Google Groups no longer supports new Usenet posts or subscriptions. Historical content remains viewable.
Dismiss

Re: New Set of High Performance Networking Patches Available

110 views
Skip to first unread message

Darren Tucker

unread,
Aug 4, 2005, 9:30:54 AM8/4/05
to
This is a multi-part message in MIME format.
--------------040609020803000303090307
Content-Type: text/plain; charset=ISO-8859-1; format=flowed
Content-Transfer-Encoding: 7bit

Chris Rapier wrote:
> http://www.psc.edu/networking/projects/hpn-ssh/

Looking at these has been on my to-do list for a while and I finally
took a look.

> 1) HPN performance even without both sides of the connection being HPN
> enabled.
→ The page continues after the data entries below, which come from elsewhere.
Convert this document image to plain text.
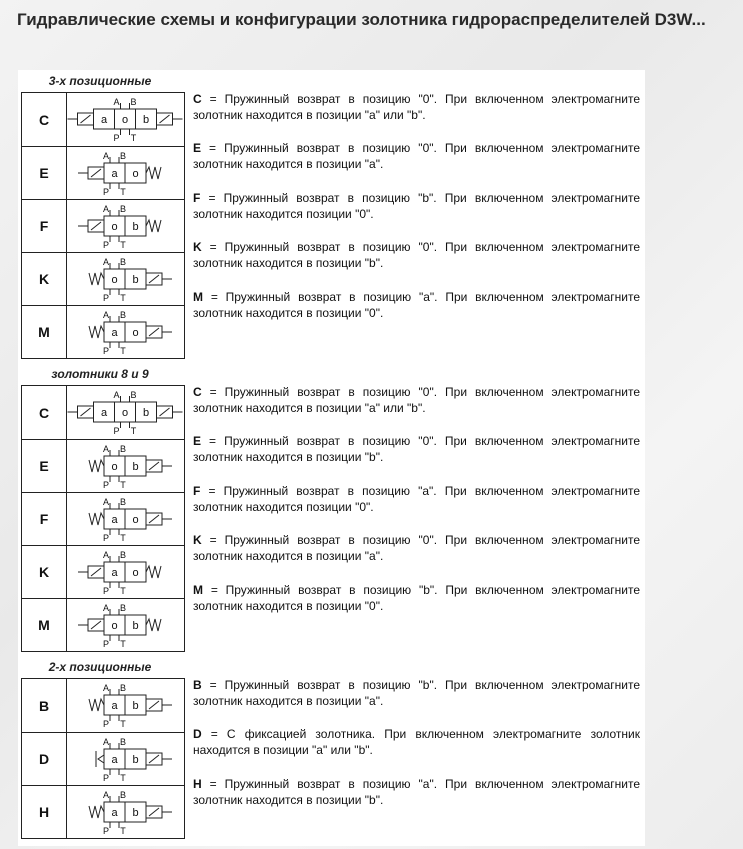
Гидравлические схемы и конфигурации золотника гидрораспределителей D3W...
3-х позиционные
C	a o b
A B
P T
E	a o
A B
P T
F	o b
A B
P T
K	o b
A B
P T
M	a o
A B
P T
C = Пружинный возврат в позицию "0". При включенном электромагните золотник находится в позиции "a" или "b".
E = Пружинный возврат в позицию "0". При включенном электромагните золотник находится в позиции "a".
F = Пружинный возврат в позицию "b". При включенном электромагните золотник находится позиции "0".
K = Пружинный возврат в позицию "0". При включенном электромагните золотник находится в позиции "b".
M = Пружинный возврат в позицию "a". При включенном электромагните золотник находится в позиции "0".
золотники 8 и 9
C	a o b
A B
P T
E	o b
A B
P T
F	a o
A B
P T
K	a o
A B
P T
M	o b
A B
P T
C = Пружинный возврат в позицию "0". При включенном электромагните золотник находится в позиции "a" или "b".
E = Пружинный возврат в позицию "0". При включенном электромагните золотник находится в позиции "b".
F = Пружинный возврат в позицию "a". При включенном электромагните золотник находится позиции "0".
K = Пружинный возврат в позицию "0". При включенном электромагните золотник находится в позиции "a".
M = Пружинный возврат в позицию "b". При включенном электромагните золотник находится в позиции "0".
2-х позиционные
B	a b
A B
P T
D	a b
A B
P T
H	a b
A B
P T
B = Пружинный возврат в позицию "b". При включенном электромагните золотник находится в позиции "a".
D = С фиксацией золотника. При включенном электромагните золотник находится в позиции "a" или "b".
H = Пружинный возврат в позицию "a". При включенном электромагните золотник находится в позиции "b".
As long as the bulk data flow is in the direction of the HPN
> side you should see improved performance. I've measure 200Mb/s to an HPN
> server from a non HPN client and vice versa.

I've been testing with tunbridge[1] on OpenBSD to add latency. I've
seen an improvement of around 50% throughput on scp with 100ms of
latency (each way, ie 200ms rtt) simulated link with Linux endpoints.

Using -w doesn't seem to make any difference (or sometimes it's a net
loss) although it's quite possible something in my test environment is
responsible for that. (Yes, I did the stack tuning, both netstat and
getsockopt show the buffers are 1MB or more.)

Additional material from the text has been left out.